Whilst the SS pathway produces phosphorylated glucose, the unidirectional invertase pathway releases glucose, which must then be phosphorylated at the expense of ATP in order to enter the glycolytic pathway. It has been reported that hypoxia caused by cellular oxygen deficiency (Gibbs and Greenway, 2003; Greenway and Gibbs, 2003; Narsai, et al., 2011), generally upregulates the expression of genes which code enzymes involved in sugars, with the only exception being seen in invertases.
The objective of the present work was firstly to analyse whether sucrose, major water-soluble sugars and related oligosaccharides, together with sucrose metabolism gene expression dynamically change during ripening transition in attached strawberries.
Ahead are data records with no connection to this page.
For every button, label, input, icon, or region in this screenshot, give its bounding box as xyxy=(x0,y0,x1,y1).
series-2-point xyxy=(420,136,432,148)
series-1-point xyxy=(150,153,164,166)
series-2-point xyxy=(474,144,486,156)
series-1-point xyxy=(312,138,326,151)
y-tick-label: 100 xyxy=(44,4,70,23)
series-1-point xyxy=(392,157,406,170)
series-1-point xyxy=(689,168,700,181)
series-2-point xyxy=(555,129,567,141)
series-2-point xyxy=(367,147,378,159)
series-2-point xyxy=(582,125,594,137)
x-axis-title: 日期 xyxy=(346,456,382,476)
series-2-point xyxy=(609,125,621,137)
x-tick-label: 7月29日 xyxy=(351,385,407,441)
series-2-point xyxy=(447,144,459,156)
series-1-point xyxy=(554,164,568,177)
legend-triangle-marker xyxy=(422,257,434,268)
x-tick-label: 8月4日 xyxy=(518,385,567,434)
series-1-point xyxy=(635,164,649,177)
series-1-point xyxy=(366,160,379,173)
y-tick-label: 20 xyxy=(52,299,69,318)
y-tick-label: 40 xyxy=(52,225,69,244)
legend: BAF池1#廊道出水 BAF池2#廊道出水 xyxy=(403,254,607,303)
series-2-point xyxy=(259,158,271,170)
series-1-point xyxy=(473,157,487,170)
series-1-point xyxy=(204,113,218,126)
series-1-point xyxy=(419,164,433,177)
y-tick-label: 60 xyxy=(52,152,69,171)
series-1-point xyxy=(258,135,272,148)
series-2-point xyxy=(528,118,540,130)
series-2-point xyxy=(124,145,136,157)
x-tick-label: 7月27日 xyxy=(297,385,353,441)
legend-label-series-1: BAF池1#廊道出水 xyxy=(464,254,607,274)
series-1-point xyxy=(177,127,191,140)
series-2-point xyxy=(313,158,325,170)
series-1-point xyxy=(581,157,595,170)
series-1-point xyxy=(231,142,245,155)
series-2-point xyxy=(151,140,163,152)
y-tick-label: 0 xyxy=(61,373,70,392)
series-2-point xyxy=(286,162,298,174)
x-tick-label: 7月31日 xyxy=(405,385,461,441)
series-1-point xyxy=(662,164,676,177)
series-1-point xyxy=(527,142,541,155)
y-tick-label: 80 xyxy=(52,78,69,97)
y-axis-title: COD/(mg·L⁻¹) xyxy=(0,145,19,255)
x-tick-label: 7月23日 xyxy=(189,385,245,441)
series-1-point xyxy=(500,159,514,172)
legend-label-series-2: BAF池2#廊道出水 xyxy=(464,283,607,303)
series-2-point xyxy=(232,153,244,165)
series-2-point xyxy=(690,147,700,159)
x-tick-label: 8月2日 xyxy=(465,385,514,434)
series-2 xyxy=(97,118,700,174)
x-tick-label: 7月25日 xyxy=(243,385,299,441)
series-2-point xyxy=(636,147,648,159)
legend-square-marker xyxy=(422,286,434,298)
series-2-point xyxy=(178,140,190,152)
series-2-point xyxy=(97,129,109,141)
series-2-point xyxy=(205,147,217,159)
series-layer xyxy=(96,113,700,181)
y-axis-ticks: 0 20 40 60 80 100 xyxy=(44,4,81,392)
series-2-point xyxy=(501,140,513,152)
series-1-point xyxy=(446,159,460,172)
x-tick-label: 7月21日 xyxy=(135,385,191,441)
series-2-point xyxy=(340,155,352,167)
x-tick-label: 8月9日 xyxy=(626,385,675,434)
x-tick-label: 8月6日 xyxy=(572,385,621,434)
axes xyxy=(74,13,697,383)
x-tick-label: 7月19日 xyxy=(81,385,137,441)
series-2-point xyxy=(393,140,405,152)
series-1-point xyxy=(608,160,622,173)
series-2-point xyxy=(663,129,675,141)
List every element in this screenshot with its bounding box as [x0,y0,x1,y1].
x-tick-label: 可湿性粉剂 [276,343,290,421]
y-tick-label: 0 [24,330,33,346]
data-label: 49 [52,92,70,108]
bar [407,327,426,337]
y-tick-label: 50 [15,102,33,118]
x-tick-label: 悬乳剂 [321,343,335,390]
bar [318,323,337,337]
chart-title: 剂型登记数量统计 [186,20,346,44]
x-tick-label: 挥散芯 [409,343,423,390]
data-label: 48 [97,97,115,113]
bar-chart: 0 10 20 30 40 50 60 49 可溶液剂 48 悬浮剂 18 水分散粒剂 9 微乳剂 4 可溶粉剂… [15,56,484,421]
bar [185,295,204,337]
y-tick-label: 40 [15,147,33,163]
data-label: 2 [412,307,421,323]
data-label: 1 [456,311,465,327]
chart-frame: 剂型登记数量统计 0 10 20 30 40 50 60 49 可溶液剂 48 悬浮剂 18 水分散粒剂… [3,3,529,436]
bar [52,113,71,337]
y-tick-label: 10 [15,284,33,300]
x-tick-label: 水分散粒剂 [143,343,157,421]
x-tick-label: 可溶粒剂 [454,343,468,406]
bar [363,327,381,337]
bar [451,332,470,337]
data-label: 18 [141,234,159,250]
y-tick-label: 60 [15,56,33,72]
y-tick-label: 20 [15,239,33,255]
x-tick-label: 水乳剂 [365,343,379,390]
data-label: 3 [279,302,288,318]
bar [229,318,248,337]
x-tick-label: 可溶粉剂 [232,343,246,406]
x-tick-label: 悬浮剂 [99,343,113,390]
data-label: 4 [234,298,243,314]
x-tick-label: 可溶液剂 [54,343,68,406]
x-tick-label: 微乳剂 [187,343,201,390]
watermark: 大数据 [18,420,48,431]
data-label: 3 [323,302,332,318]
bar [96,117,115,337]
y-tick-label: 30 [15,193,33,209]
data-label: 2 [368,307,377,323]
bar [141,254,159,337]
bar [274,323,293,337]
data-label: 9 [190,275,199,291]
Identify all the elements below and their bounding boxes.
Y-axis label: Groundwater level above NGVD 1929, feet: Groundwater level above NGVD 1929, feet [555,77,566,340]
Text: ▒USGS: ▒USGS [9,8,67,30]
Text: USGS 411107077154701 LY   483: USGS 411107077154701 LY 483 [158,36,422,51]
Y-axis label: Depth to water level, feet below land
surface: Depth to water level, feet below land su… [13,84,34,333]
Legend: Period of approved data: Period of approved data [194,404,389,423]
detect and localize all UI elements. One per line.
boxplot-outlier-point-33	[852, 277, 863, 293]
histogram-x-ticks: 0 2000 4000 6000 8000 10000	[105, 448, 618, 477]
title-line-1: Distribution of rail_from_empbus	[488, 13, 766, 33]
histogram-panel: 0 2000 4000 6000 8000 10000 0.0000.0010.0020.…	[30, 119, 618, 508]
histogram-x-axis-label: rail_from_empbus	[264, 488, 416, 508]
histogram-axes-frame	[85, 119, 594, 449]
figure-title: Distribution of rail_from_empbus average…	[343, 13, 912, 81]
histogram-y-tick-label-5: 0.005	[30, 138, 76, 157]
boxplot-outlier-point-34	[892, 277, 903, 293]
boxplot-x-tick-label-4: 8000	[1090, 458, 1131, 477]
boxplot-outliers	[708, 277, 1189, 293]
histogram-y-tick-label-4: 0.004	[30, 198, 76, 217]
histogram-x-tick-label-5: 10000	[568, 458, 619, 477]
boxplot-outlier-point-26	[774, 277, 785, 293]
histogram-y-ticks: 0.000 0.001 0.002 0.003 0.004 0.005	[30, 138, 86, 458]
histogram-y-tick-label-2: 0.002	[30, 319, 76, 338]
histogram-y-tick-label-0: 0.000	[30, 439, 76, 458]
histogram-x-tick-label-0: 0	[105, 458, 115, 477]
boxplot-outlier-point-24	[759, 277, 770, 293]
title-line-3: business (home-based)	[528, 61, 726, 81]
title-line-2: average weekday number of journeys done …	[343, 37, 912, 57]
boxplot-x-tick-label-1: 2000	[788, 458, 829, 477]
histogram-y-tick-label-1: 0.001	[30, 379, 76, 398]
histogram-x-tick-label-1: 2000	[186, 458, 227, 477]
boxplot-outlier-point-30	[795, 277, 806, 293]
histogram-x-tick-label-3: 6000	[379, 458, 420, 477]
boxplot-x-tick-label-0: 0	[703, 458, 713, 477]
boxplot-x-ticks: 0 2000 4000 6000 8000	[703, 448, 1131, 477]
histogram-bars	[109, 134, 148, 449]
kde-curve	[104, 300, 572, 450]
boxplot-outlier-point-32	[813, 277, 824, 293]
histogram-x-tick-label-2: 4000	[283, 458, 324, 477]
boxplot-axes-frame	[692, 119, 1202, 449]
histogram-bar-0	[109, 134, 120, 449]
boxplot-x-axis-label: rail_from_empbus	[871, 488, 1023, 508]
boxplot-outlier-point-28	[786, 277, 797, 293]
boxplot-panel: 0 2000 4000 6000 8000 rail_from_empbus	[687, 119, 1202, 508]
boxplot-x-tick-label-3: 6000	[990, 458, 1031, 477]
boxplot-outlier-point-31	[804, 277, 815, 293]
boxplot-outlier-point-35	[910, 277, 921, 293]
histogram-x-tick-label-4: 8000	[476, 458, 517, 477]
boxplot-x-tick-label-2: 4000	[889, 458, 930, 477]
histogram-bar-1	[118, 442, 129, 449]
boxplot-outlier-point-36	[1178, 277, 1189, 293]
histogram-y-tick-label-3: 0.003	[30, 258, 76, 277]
A second objective was to explore the impact of environmental conditions on controlling sucrose reserves and sucrose metabolism gene expression, after storage and shelf-life. For this purpose, we analysed the accumulation of different sugars and expression of the homologue genes involved in sucrose metabolism in strawberries at three different ripening stages. The effect of low temperature (0 ºC) and CO2pre-treatment (17% CO2 for 2 days) on sucrose retention in strawberries, as well as the underlying molecular mechanisms, were analysed during early and late phases of LT, and further SL. Effectiveness of pre-treatment with high CO2 levels for reducing weight loss and maintaining other major soluble carbohydrates was determined. The effect of ripening stage, storage and shelf-life on the accumulation of short-chain RFOS (raffinose, degree of polymerization (DP) 3, and estaquiose, DP4) and short-chain FOS (1-kestose and 6G-kestose, DP3, DP4, DP5) was also analysed.